Question

Angle between the tangents drawn to ${x^2} + {y^2} - 2x - 4y + 1 = 0$ at the points where it is cut by the line$y = 2x + c\,\,{\text{is}}\,\,\dfrac{\pi }{2}\,$then,
A). $|{\text{c}}| = \sqrt 5 $
B). $|{\text{c}}| = 2\sqrt 5 $
C). $|{\text{c}}| = \sqrt {10} $
D). $|{\text{c}}| = 2\sqrt {10} $

Answer 1

Hint: Given the equation of the circle from the angle between the tangent is drawn${x^2} + {y^2} - 2x - 4y + 1 = 0$ is in the general form.
Therefore, use the formula ${(x - h)^2} + {(y - k)^2} = {r^2}$ to find the center and
radius of the given circle.
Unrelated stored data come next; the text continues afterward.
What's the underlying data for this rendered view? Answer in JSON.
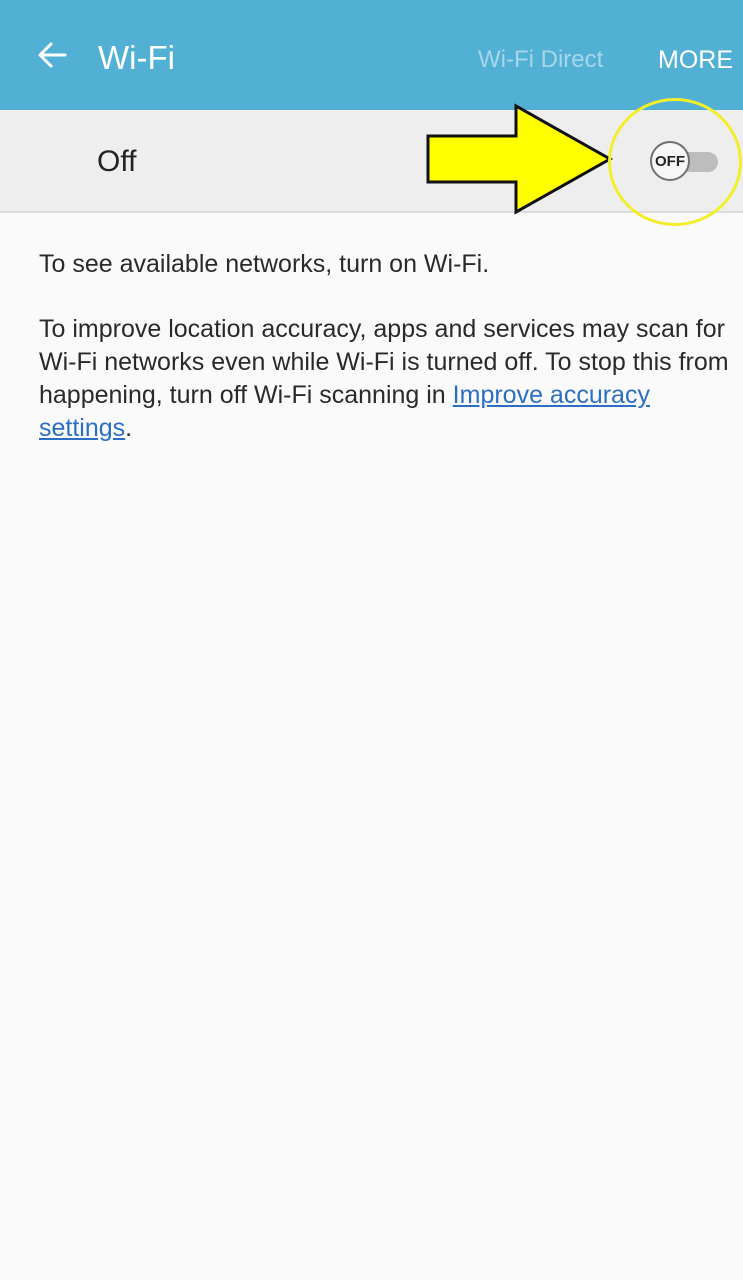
{
  "app_bar": {
    "title": "Wi-Fi",
    "wifi_direct_label": "Wi-Fi Direct",
    "more_label": "MORE",
    "color": "#53b0d5"
  },
  "switch_row": {
    "state_label": "Off",
    "toggle_label": "OFF"
  },
  "content": {
    "message": "To see available networks, turn on Wi-Fi.",
    "scanning_text": "To improve location accuracy, apps and services may scan for Wi-Fi networks even while Wi-Fi is turned off. To stop this from happening, turn off Wi-Fi scanning in ",
    "scanning_link": "Improve accuracy settings",
    "scanning_suffix": "."
  },
  "annotation": {
    "arrow_color": "#ffff00",
    "circle_color": "#f4ee2a"
  },
  "icons": {
    "back": "back-arrow-icon"
  }
}
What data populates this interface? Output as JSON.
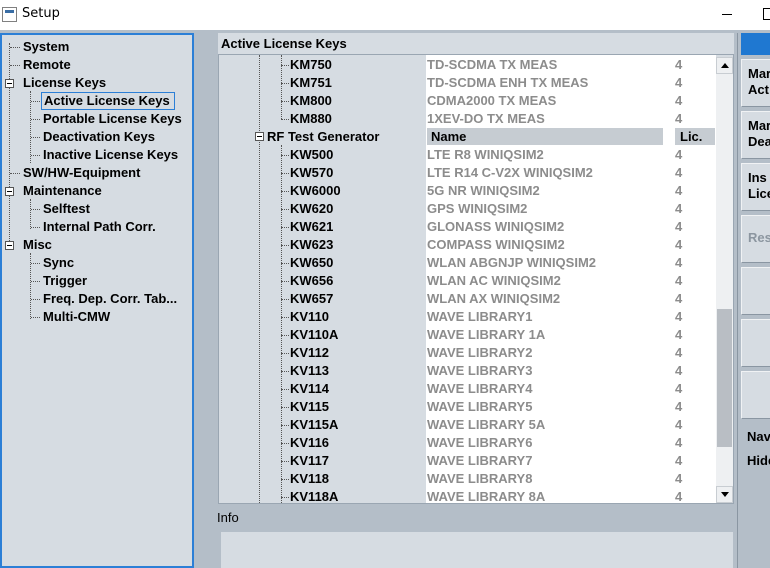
{
  "window": {
    "title": "Setup",
    "controls": [
      "minimize",
      "maximize"
    ]
  },
  "tree": {
    "items": [
      {
        "label": "System",
        "level": 1,
        "expandable": false
      },
      {
        "label": "Remote",
        "level": 1,
        "expandable": false
      },
      {
        "label": "License Keys",
        "level": 0,
        "expandable": true
      },
      {
        "label": "Active License Keys",
        "level": 2,
        "selected": true
      },
      {
        "label": "Portable License Keys",
        "level": 2
      },
      {
        "label": "Deactivation Keys",
        "level": 2
      },
      {
        "label": "Inactive License Keys",
        "level": 2
      },
      {
        "label": "SW/HW-Equipment",
        "level": 1,
        "expandable": false
      },
      {
        "label": "Maintenance",
        "level": 0,
        "expandable": true
      },
      {
        "label": "Selftest",
        "level": 2
      },
      {
        "label": "Internal Path Corr.",
        "level": 2
      },
      {
        "label": "Misc",
        "level": 0,
        "expandable": true
      },
      {
        "label": "Sync",
        "level": 2
      },
      {
        "label": "Trigger",
        "level": 2
      },
      {
        "label": "Freq. Dep. Corr. Tab...",
        "level": 2
      },
      {
        "label": "Multi-CMW",
        "level": 2
      }
    ]
  },
  "main": {
    "header": "Active License Keys",
    "columns": {
      "name": "Name",
      "lic": "Lic."
    },
    "rows_before": [
      {
        "key": "KM750",
        "name": "TD-SCDMA TX MEAS",
        "lic": "4"
      },
      {
        "key": "KM751",
        "name": "TD-SCDMA ENH TX MEAS",
        "lic": "4"
      },
      {
        "key": "KM800",
        "name": "CDMA2000 TX MEAS",
        "lic": "4"
      },
      {
        "key": "KM880",
        "name": "1XEV-DO TX MEAS",
        "lic": "4"
      }
    ],
    "group": "RF Test Generator",
    "rows_after": [
      {
        "key": "KW500",
        "name": "LTE R8 WINIQSIM2",
        "lic": "4"
      },
      {
        "key": "KW570",
        "name": "LTE R14 C-V2X WINIQSIM2",
        "lic": "4"
      },
      {
        "key": "KW6000",
        "name": "5G NR WINIQSIM2",
        "lic": "4"
      },
      {
        "key": "KW620",
        "name": "GPS WINIQSIM2",
        "lic": "4"
      },
      {
        "key": "KW621",
        "name": "GLONASS WINIQSIM2",
        "lic": "4"
      },
      {
        "key": "KW623",
        "name": "COMPASS WINIQSIM2",
        "lic": "4"
      },
      {
        "key": "KW650",
        "name": "WLAN ABGNJP WINIQSIM2",
        "lic": "4"
      },
      {
        "key": "KW656",
        "name": "WLAN AC WINIQSIM2",
        "lic": "4"
      },
      {
        "key": "KW657",
        "name": "WLAN AX WINIQSIM2",
        "lic": "4"
      },
      {
        "key": "KV110",
        "name": "WAVE LIBRARY1",
        "lic": "4"
      },
      {
        "key": "KV110A",
        "name": "WAVE LIBRARY 1A",
        "lic": "4"
      },
      {
        "key": "KV112",
        "name": "WAVE LIBRARY2",
        "lic": "4"
      },
      {
        "key": "KV113",
        "name": "WAVE LIBRARY3",
        "lic": "4"
      },
      {
        "key": "KV114",
        "name": "WAVE LIBRARY4",
        "lic": "4"
      },
      {
        "key": "KV115",
        "name": "WAVE LIBRARY5",
        "lic": "4"
      },
      {
        "key": "KV115A",
        "name": "WAVE LIBRARY 5A",
        "lic": "4"
      },
      {
        "key": "KV116",
        "name": "WAVE LIBRARY6",
        "lic": "4"
      },
      {
        "key": "KV117",
        "name": "WAVE LIBRARY7",
        "lic": "4"
      },
      {
        "key": "KV118",
        "name": "WAVE LIBRARY8",
        "lic": "4"
      },
      {
        "key": "KV118A",
        "name": "WAVE LIBRARY 8A",
        "lic": "4"
      }
    ],
    "info_label": "Info"
  },
  "right_buttons": {
    "b1": "",
    "b2a": "Mar",
    "b2b": "Act",
    "b3a": "Mar",
    "b3b": "Dea",
    "b4a": "Ins",
    "b4b": "Lice",
    "b5": "Res",
    "b6": "Navi",
    "b7": "Hide"
  },
  "colors": {
    "accent": "#1f78d1",
    "panel": "#d6dce2",
    "background": "#b4bec8",
    "muted_text": "#8c8c8c"
  }
}
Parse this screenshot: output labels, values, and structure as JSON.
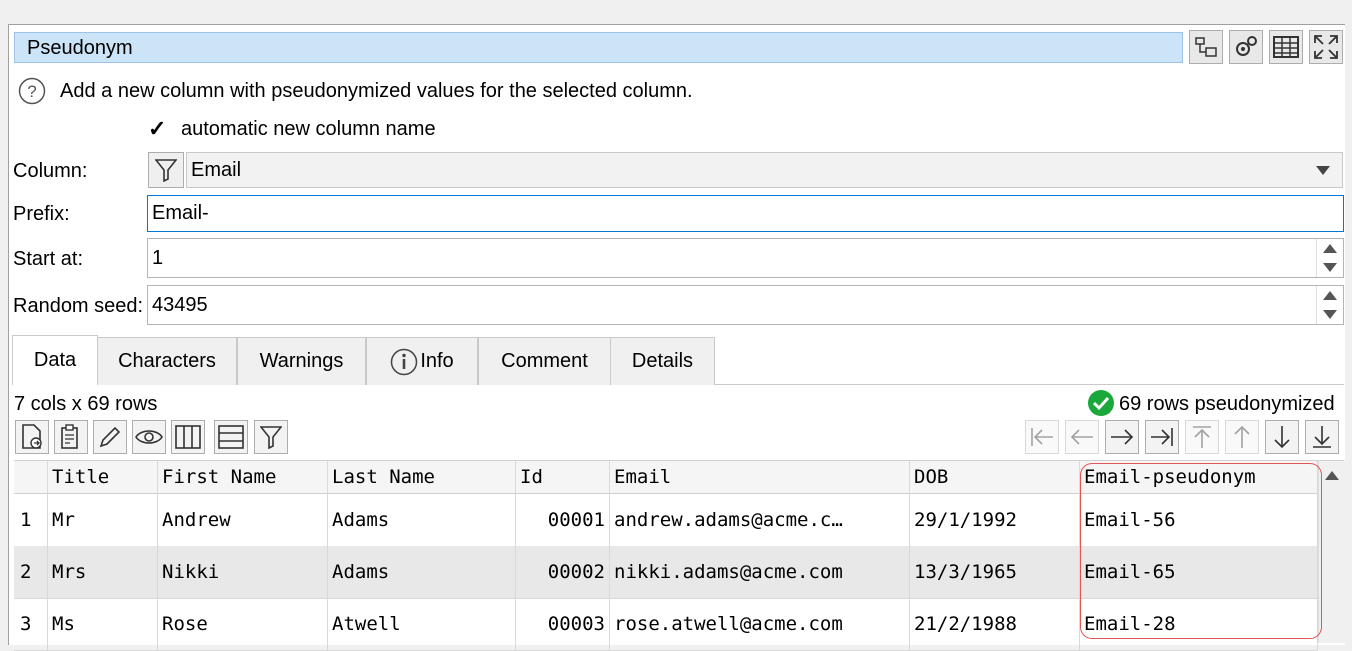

Use the concept of the distance of the point $({x_1},\,\,{y_1})$ to the line $A{x_1} + B{y_1} + c = 0$ , that is $d = \dfrac{{|A{x_1} + B{y_1} + c|}}{{\sqrt {{A^2} + {B^2}} }}$, using all this information we need to find the value of the constant c.

Complete step-by-step solution:

Given the equation of circle ${x^2} + {y^2} - 2x - 4y + 1 = 0$ and the circle cut by the line $y = 2x + c\,\,$. Draw the tangents at the point of intersection of the circle and the line.
 Also given that the angle between the tangents drawn at the points
Where the line cuts the circle is \[{90^0}\] .
Therefore the tangents are perpendicular to each other
${x^2} + {y^2} - 2x - 4y + 1 = 0$
By completing the square method
${x^2} - 2x + 1 - 1 + {y^2} - 4y + 4 - 4 + 1 = 0$
${(x - 1)^2} + {(y - 2)^2} - 4 = 0$
${(x - 1)^2} + {(y - 2)^2} = 4$
Compare this equation with ${(x - h)^2} + {(y - k)^2} = {r^2}$ the center of this equation is (h, k) and radius is r.
Therefore, we get Centre is \[\left( {1,{\text{ }}2} \right)\] and radius is $2$ .
From the diagram angle PRQ \[ = {90^0}\] (given)
Join OR so that the angles PRO and QRO equal to ${45^0}$.
 Therefore \[OR{\text{ }} = {\text{ }}2{\text{ }}cos{45^0} = {\text{ }}2\] .$\dfrac{1}{{\sqrt 2 }} = \sqrt 2 $
Now consider the line $y = 2x + c\,\, \Rightarrow 2x - y + c = 0$
We know that the perpendicular distance from the point $({x_1},\,\,{y_1})$ to the line $A{x_1} + B{y_1} + c = 0$ is
$d = \dfrac{{|A{x_1} + B{y_1} + c|}}{{\sqrt {{A^2} + {B^2}} }}$
Therefore, the perpendicular distance from (1, 2) to the line $2x - y + c = 0$ is the radius.
Perpendicular distance = $\dfrac{{|2(1) - 1(2) + c|}}{{\sqrt {{1^2} + {2^2}} }}$
$\sqrt{2} = \dfrac{{|c|}}{{\sqrt 5 }} \Rightarrow |c| = \sqrt {10} $

Note: If instead of the circle ${x^2} + {y^2} - 2x - 4y + 1 = 0$ the equation of a circle is of the form ${x^2} + {y^2} = {r^2}$then directly we get center and radius. Distance is always positive, therefore if you get a negative value even though you have to consider positive value. Since radius can be framed as $r = \dfrac{d}{2}$ where d is the overall diameter.